Abortion is an extremely divisive issue in the Republic, and Mr Kenny's coalition government has come under considerable pressure to clarify the legislation in cases where a mother's life is at risk, following the death of Savita Halappanavar.

The 31-year-old dentist died in a Galway hospital in October after a miscarriage.

Her family claimed hospital staff denied her repeated requests for an abortion, and said they were told Ireland was "a Catholic country".

Dr McAreavey said Mrs Halappanavar's death was an "absolutely tragic event" but pointed out that the exact circumstances were "still a matter of investigation".

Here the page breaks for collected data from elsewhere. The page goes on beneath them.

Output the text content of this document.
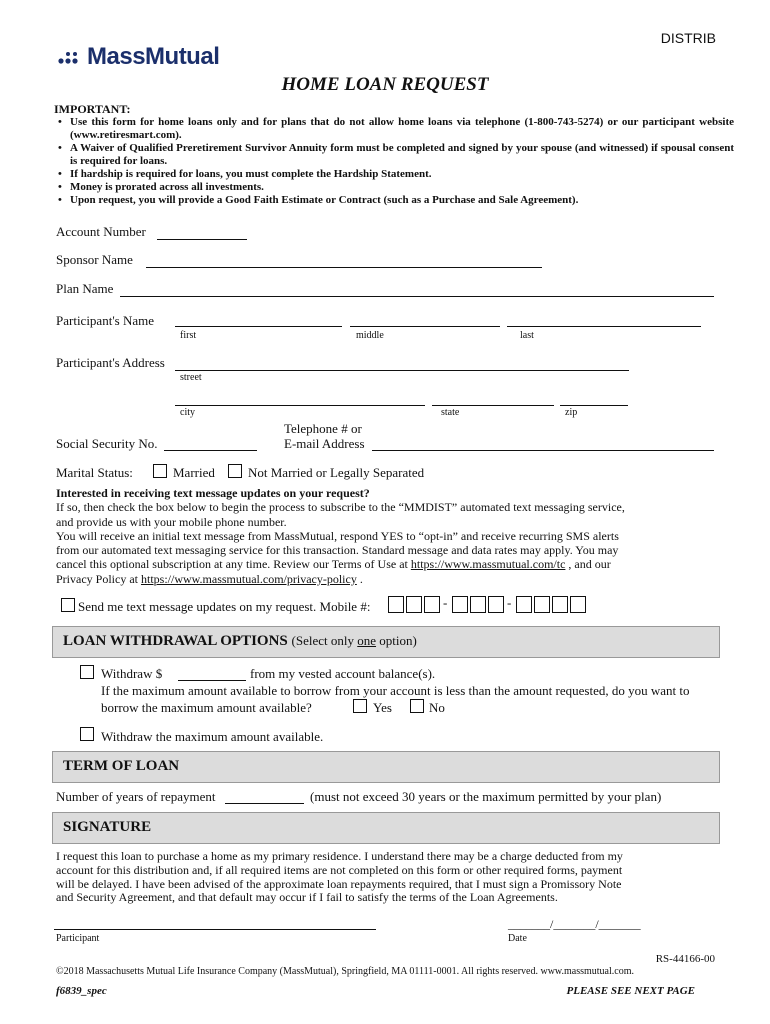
DISTRIB
MassMutual
HOME LOAN REQUEST
IMPORTANT:
• Use this form for home loans only and for plans that do not allow home loans via telephone (1-800-743-5274) or our participant website (www.retiresmart.com).
• A Waiver of Qualified Preretirement Survivor Annuity form must be completed and signed by your spouse (and witnessed) if spousal consent is required for loans.
• If hardship is required for loans, you must complete the Hardship Statement.
• Money is prorated across all investments.
• Upon request, you will provide a Good Faith Estimate or Contract (such as a Purchase and Sale Agreement).
Account Number
Sponsor Name
Plan Name
Participant's Name
first	middle	last
Participant's Address
street
city	state	zip
Social Security No.
Telephone # or
E-mail Address
Marital Status:	Married	Not Married or Legally Separated
Interested in receiving text message updates on your request?
If so, then check the box below to begin the process to subscribe to the “MMDIST” automated text messaging service,
and provide us with your mobile phone number.
You will receive an initial text message from MassMutual, respond YES to “opt-in” and receive recurring SMS alerts
from our automated text messaging service for this transaction. Standard message and data rates may apply. You may
cancel this optional subscription at any time. Review our Terms of Use at https://www.massmutual.com/tc , and our
Privacy Policy at https://www.massmutual.com/privacy-policy .
Send me text message updates on my request. Mobile #:	-	-
LOAN WITHDRAWAL OPTIONS (Select only one option)
Withdraw $	from my vested account balance(s).
If the maximum amount available to borrow from your account is less than the amount requested, do you want to
borrow the maximum amount available?	Yes	No
Withdraw the maximum amount available.
TERM OF LOAN
Number of years of repayment	(must not exceed 30 years or the maximum permitted by your plan)
SIGNATURE
I request this loan to purchase a home as my primary residence. I understand there may be a charge deducted from my
account for this distribution and, if all required items are not completed on this form or other required forms, payment
will be delayed. I have been advised of the approximate loan repayments required, that I must sign a Promissory Note
and Security Agreement, and that default may occur if I fail to satisfy the terms of the Loan Agreements.
Participant
_______/_______/_______
Date
RS-44166-00
©2018 Massachusetts Mutual Life Insurance Company (MassMutual), Springfield, MA 01111-0001. All rights reserved. www.massmutual.com.
f6839_spec	PLEASE SEE NEXT PAGE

He said that the church supported the "right of the mother and child to the best treatment available".

The bishop claimed: "In Irish medicine, and indeed medicine here in this part of the country (Northern Ireland), doctors up until now have never found themselves in a situation where they had to choose one over the other".

'Justified'

Dr McAreavey said the church authorities supported medical intervention to save the life of a pregnant woman, but not the "direct and intentional taking of the life of an unborn child, which is how we (the Catholic Church) define abortion".

"It's been the clear position of the Catholic Church that if a baby in the womb dies as a result of the treatment offered to a mother, whether for example as a result of cancer or any other condition, that is not an abortion.

"The intention there is to save the life of the mother and, provided the same effort is made to save the life of the child, doctors are absolutely justified in doing what they need to do to save the life of a mother," the bishop said.

Abortion is currently illegal in the Republic except where there is a real and substantial risk to a mother's life, as distinct from her health.